The universe considered the request, found it amusing, and accepted. The ducks radiated smug satisfaction, then strutted away proudly like feathered diplomats who had won negotiations. Aiden collapsed backward. "I just negotiated civil rights for ducks."

"Yes," Senior agreed, sounding quite pleased. "And you didn't turn the forest into ash. Progress."

Aiden dragged a hand down his face. "What next? Angry chickens? A resentful badger kingdom? A fish union?"

Senior didn't immediately answer. His voice turned solemn again. "Aiden… one more lesson. Squirrels are… notorious."

"For stealing acorns?" Aiden guessed weakly.

"No. For holding grudges. For remembering every slight for generations. For spreading offense like inherited property. They are bright-eyed archivists of vengeance with extraordinary spatial memory and deeply concerning teamwork."

Leaves rustled above them. Tiny claws scratched bark. Aiden slowly looked up and was met with rows of squirrel eyes staring down in silence like a tribunal of furry judgment. A pinecone dropped behind him with tactical accuracy. He didn't turn. He simply picked the dog up again. "I hate this forest."

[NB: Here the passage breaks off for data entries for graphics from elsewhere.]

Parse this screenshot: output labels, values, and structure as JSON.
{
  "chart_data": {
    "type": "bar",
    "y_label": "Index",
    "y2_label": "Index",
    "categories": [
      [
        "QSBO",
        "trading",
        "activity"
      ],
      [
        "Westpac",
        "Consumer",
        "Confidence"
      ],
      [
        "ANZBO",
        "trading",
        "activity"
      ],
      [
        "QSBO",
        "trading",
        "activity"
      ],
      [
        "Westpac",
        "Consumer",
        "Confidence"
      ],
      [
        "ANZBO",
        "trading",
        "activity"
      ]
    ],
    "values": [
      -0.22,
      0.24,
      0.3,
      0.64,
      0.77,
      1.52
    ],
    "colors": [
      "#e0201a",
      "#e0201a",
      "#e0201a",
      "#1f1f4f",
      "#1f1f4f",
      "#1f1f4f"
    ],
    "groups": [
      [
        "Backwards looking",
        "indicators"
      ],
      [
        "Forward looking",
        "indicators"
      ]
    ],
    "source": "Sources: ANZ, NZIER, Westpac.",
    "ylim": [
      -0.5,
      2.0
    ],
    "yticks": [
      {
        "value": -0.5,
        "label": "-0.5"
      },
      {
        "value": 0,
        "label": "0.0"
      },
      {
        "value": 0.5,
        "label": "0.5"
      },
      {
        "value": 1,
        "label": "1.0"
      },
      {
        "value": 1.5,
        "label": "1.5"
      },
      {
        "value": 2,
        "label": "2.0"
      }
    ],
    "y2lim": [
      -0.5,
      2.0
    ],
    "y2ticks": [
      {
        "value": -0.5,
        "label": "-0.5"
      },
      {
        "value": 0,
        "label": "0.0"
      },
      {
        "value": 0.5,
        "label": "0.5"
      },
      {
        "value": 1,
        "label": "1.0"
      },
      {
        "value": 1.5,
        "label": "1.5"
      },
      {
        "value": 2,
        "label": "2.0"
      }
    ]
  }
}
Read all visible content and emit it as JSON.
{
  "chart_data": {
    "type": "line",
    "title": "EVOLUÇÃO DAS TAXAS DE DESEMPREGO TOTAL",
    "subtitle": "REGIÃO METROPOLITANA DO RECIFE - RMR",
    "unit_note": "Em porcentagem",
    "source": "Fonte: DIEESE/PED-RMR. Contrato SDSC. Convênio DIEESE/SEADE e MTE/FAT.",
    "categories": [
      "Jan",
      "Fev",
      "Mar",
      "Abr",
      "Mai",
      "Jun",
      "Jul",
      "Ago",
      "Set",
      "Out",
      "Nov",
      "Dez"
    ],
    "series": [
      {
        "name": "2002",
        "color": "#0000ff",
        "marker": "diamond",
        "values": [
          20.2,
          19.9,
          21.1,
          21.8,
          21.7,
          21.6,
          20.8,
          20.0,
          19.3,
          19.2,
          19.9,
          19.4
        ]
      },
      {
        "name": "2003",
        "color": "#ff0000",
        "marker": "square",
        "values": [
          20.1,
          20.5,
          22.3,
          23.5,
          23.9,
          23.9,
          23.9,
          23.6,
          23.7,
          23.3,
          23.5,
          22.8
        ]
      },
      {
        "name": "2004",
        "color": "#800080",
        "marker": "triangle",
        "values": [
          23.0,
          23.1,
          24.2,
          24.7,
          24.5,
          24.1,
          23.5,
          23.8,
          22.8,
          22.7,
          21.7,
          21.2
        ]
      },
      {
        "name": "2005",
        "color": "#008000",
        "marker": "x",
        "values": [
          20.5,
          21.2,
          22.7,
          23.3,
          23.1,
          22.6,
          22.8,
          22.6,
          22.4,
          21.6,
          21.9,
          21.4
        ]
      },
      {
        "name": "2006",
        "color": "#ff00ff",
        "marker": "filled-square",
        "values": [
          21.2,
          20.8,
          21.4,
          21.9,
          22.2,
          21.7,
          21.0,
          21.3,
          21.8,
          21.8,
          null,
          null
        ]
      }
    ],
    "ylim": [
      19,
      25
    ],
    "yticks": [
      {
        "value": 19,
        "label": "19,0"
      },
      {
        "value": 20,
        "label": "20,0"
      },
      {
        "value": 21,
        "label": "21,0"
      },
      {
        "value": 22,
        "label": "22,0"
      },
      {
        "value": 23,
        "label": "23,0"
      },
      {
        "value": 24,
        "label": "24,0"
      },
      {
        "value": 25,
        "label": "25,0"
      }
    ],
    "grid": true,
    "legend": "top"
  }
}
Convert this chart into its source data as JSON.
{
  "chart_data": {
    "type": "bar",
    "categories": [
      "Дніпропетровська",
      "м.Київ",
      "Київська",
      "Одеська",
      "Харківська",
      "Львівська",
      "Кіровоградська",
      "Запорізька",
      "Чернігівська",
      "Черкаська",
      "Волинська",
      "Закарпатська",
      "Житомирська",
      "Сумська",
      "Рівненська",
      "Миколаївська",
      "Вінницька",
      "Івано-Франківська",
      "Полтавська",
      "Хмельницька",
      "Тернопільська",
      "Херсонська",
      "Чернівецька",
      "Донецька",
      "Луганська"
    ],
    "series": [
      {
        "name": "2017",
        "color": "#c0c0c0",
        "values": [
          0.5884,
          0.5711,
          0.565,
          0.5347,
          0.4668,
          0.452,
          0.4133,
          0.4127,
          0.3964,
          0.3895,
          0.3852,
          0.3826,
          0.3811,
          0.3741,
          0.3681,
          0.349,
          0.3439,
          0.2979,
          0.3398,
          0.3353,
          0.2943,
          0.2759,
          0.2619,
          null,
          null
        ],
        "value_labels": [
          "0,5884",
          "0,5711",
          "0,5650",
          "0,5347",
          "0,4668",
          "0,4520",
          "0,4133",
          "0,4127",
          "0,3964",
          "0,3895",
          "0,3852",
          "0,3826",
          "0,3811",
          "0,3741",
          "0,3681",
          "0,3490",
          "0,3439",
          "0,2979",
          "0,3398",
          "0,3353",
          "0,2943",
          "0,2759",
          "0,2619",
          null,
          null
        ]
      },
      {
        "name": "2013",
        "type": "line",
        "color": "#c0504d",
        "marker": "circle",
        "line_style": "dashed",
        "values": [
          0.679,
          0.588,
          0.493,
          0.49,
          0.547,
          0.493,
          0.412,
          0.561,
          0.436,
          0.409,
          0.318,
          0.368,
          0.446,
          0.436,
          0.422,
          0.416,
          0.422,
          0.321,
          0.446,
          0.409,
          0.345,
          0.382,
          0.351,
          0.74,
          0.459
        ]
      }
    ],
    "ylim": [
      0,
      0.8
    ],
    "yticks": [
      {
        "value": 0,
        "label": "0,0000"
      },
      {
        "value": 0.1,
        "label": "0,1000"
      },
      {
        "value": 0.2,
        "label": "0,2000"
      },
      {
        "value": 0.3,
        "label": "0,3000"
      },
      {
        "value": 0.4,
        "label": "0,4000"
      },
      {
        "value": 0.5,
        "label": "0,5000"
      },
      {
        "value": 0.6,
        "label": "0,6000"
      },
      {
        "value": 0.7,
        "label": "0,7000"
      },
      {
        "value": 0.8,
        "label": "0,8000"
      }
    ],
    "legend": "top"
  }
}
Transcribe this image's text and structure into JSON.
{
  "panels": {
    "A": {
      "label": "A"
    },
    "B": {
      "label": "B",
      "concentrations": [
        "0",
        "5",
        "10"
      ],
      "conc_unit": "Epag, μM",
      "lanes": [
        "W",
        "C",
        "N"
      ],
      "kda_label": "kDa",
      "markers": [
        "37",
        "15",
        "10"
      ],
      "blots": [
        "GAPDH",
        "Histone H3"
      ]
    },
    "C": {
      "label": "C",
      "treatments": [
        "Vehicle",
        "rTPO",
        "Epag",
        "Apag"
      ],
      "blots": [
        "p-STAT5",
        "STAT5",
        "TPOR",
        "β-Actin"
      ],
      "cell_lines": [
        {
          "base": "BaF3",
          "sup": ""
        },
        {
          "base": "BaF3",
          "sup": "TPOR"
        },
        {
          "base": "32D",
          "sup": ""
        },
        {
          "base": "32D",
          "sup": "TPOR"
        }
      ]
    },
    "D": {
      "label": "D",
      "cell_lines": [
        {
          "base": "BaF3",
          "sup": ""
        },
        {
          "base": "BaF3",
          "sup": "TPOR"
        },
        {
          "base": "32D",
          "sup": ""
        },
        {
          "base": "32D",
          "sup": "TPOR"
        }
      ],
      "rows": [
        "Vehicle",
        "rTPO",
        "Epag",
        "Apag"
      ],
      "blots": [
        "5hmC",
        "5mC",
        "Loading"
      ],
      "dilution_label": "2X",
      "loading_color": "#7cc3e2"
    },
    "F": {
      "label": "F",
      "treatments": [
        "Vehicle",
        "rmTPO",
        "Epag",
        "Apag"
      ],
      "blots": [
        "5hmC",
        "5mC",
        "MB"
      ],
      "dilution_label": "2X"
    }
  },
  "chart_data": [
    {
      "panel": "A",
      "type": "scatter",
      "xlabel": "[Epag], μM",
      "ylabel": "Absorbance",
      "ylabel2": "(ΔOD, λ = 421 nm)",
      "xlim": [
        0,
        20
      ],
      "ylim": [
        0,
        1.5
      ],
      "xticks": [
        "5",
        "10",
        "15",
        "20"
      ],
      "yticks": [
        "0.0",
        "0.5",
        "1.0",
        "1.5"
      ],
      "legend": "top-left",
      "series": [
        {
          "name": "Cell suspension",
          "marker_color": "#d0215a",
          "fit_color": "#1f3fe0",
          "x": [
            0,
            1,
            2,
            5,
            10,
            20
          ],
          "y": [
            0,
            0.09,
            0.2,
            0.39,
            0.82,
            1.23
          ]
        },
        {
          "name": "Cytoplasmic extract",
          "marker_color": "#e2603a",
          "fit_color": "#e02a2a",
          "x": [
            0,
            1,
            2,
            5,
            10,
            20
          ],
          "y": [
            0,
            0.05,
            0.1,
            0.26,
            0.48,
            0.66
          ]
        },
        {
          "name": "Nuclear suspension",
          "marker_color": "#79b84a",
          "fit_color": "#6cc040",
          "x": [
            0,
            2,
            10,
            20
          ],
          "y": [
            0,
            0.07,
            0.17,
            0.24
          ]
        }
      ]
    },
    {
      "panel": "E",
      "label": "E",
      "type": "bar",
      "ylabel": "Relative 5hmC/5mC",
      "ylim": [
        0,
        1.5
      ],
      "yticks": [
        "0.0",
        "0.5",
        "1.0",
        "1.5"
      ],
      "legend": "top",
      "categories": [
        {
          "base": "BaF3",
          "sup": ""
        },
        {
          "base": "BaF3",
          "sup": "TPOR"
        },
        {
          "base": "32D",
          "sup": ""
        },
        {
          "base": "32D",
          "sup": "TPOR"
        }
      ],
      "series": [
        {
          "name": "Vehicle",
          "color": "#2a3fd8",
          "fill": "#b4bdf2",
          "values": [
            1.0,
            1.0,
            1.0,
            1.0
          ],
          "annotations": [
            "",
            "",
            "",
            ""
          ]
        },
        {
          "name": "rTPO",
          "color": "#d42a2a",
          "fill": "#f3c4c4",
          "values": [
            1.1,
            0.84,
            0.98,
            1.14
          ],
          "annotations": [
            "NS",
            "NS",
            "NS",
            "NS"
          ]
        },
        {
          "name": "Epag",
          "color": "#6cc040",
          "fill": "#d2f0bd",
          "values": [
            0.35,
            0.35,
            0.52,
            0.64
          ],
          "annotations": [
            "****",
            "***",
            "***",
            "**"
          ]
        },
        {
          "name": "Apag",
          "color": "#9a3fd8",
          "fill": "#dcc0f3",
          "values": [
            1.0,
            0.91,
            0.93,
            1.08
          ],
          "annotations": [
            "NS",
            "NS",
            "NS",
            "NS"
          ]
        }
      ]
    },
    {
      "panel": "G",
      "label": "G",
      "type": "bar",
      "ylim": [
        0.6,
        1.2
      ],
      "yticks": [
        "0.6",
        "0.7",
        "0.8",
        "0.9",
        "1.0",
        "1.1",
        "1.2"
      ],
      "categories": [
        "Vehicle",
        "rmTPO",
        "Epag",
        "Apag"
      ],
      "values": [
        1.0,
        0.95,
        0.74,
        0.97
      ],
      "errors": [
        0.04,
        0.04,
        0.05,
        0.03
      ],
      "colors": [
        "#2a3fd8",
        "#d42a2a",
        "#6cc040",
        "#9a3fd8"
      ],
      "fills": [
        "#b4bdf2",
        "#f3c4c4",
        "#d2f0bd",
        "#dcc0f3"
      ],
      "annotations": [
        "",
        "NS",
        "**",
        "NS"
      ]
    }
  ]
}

Senior sighed, almost fond. "Entire squirrel bloodlines pass down grudges like heirlooms. And when one squirrel wishes… others tend to agree."

The squirrels continued watching. Patient. Focused. Considering reality like it owed them something. Because in their tiny, furious little hearts… a wish was forming.

And the universe smiled. Because this was going to be spectacular.